Their money was returned after they filed a report with police.

In August 2001, the two filed a lawsuit demanding that the Japanese government, Turkish Airlines, I’m, its president, Harue Watanabe, and the three guards pay each of them a total of 3 million yen compensation and 600,000 yen in attorney fees.

In handing down Thursday’s ruling, presiding Judge Takaomi Takizawa said the guards’ actions were clearly illegal.

He said Watanabe was responsible as she failed to deter such conduct and the company also bore responsibility as the men’s employer.

However, he rejected the plaintiffs’ claims that the airline and the state were also responsible, saying that under its contract with I’m, Turkish Airlines was not obligated to supervise its work.
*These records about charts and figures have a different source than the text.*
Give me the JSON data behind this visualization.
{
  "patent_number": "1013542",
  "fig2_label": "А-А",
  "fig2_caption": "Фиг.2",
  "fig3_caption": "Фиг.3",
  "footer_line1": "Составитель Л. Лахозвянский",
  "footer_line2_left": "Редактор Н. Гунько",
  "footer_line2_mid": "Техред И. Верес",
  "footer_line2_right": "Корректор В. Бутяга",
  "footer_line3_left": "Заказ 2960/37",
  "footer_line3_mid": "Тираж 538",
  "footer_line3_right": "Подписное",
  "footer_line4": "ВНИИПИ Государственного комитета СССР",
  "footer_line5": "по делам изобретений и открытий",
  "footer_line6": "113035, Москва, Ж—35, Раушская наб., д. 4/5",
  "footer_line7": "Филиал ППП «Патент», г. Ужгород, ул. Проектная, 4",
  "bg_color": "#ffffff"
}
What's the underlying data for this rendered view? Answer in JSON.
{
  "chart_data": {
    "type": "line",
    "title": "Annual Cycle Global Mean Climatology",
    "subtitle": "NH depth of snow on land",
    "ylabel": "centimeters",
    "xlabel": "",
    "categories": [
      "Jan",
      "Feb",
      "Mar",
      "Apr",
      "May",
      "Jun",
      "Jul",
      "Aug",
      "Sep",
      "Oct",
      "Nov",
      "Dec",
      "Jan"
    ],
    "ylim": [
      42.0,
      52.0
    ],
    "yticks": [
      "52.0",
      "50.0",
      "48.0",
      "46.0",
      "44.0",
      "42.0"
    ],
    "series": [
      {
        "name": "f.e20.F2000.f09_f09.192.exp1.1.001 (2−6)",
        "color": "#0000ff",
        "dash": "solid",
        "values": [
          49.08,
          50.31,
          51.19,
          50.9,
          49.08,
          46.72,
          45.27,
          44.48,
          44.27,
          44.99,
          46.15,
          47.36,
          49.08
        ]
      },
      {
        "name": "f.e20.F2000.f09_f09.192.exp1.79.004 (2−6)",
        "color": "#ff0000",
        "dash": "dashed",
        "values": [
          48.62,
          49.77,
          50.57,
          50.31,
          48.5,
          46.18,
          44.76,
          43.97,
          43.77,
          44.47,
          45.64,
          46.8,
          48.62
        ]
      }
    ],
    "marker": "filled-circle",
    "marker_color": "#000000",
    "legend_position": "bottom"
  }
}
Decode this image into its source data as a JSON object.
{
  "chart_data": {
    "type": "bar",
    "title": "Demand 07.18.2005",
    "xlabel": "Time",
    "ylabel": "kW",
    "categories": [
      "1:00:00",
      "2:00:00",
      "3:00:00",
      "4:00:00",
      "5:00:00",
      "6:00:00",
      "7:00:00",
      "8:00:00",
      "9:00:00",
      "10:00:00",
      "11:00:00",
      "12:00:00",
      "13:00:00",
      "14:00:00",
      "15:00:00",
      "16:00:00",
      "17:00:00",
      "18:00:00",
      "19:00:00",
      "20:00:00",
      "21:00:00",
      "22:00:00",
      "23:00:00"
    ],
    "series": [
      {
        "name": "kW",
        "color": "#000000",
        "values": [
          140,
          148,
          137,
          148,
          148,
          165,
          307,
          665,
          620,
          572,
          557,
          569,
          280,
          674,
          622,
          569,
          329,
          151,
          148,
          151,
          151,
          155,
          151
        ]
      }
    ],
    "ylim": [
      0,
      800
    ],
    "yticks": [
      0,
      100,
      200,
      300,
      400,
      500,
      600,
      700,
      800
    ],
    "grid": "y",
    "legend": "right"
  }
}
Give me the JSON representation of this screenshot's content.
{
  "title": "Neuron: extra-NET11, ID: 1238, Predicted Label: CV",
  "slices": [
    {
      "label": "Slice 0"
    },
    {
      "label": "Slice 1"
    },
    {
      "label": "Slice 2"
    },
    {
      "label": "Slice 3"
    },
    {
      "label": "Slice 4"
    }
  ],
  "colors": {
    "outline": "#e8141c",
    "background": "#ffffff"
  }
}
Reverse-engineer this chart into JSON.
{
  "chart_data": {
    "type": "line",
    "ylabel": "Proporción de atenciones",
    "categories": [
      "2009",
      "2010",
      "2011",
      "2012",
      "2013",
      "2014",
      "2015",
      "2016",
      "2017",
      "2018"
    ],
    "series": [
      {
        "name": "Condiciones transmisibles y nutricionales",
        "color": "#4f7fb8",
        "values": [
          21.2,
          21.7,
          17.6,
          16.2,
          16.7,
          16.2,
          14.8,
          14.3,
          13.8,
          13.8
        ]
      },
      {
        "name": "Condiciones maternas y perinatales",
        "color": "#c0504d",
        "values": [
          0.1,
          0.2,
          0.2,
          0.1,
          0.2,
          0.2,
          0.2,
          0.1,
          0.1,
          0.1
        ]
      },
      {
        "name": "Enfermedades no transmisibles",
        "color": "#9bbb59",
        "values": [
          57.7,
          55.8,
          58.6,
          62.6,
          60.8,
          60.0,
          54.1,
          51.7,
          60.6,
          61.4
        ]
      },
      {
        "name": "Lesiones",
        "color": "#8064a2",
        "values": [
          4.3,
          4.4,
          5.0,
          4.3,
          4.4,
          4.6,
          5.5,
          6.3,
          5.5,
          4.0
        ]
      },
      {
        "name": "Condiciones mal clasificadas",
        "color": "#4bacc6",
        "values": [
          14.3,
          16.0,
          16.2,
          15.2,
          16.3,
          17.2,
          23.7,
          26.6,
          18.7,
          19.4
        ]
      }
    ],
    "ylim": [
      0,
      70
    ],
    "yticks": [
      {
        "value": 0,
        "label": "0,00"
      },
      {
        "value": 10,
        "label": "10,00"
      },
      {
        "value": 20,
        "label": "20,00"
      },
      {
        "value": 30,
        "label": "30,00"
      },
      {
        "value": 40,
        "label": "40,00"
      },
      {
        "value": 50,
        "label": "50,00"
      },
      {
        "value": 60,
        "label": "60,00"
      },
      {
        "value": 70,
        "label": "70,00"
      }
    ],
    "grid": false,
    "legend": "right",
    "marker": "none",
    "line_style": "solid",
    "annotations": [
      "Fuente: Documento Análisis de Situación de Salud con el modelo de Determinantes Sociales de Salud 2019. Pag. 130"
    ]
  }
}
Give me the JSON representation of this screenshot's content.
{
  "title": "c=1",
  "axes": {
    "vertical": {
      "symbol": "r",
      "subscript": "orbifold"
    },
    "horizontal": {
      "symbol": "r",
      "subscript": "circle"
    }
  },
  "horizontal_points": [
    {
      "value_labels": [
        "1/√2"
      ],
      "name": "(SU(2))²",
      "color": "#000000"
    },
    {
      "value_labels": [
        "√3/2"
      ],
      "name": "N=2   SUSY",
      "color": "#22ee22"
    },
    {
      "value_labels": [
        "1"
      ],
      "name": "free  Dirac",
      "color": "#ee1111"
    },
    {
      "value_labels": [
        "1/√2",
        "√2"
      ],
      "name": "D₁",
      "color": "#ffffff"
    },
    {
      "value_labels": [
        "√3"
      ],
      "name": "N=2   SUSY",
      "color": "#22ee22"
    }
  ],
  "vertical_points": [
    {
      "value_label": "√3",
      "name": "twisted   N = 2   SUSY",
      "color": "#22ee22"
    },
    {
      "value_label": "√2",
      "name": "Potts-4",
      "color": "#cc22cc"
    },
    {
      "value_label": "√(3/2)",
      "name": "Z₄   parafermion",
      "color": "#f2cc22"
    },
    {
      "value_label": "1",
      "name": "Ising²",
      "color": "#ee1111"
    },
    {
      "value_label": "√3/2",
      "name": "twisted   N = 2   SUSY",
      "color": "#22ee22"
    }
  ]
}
The state, although it issues permits to I’m employees to enter restricted areas in the airport, could not be held liable for the incident as it is the airlines’ responsibility to send a person out of the country once an order for deportation has been issued, the judge added.

According to the law, immigration officials are authorized to decide whether a person is denied entry to Japan and to order deportation.

Japanese and Tunisian citizens can stay in each other’s countries for up to three months without a visa. The plaintiffs’ lawyers said that, normally, the two would have been allowed to enter Japan, but immigration officials suspected their real intention was to work here.

Once the decision to deport a person has been made, the airline is responsible for removing them, thus airlines usually have contracts with security firms to ensure that the deportees do not escape before they are put on flights leaving the country.

Even though the law says that airlines should bear the costs incurred in the process of detention and deportation, the International Air Transport Association says airlines can charge the deportees.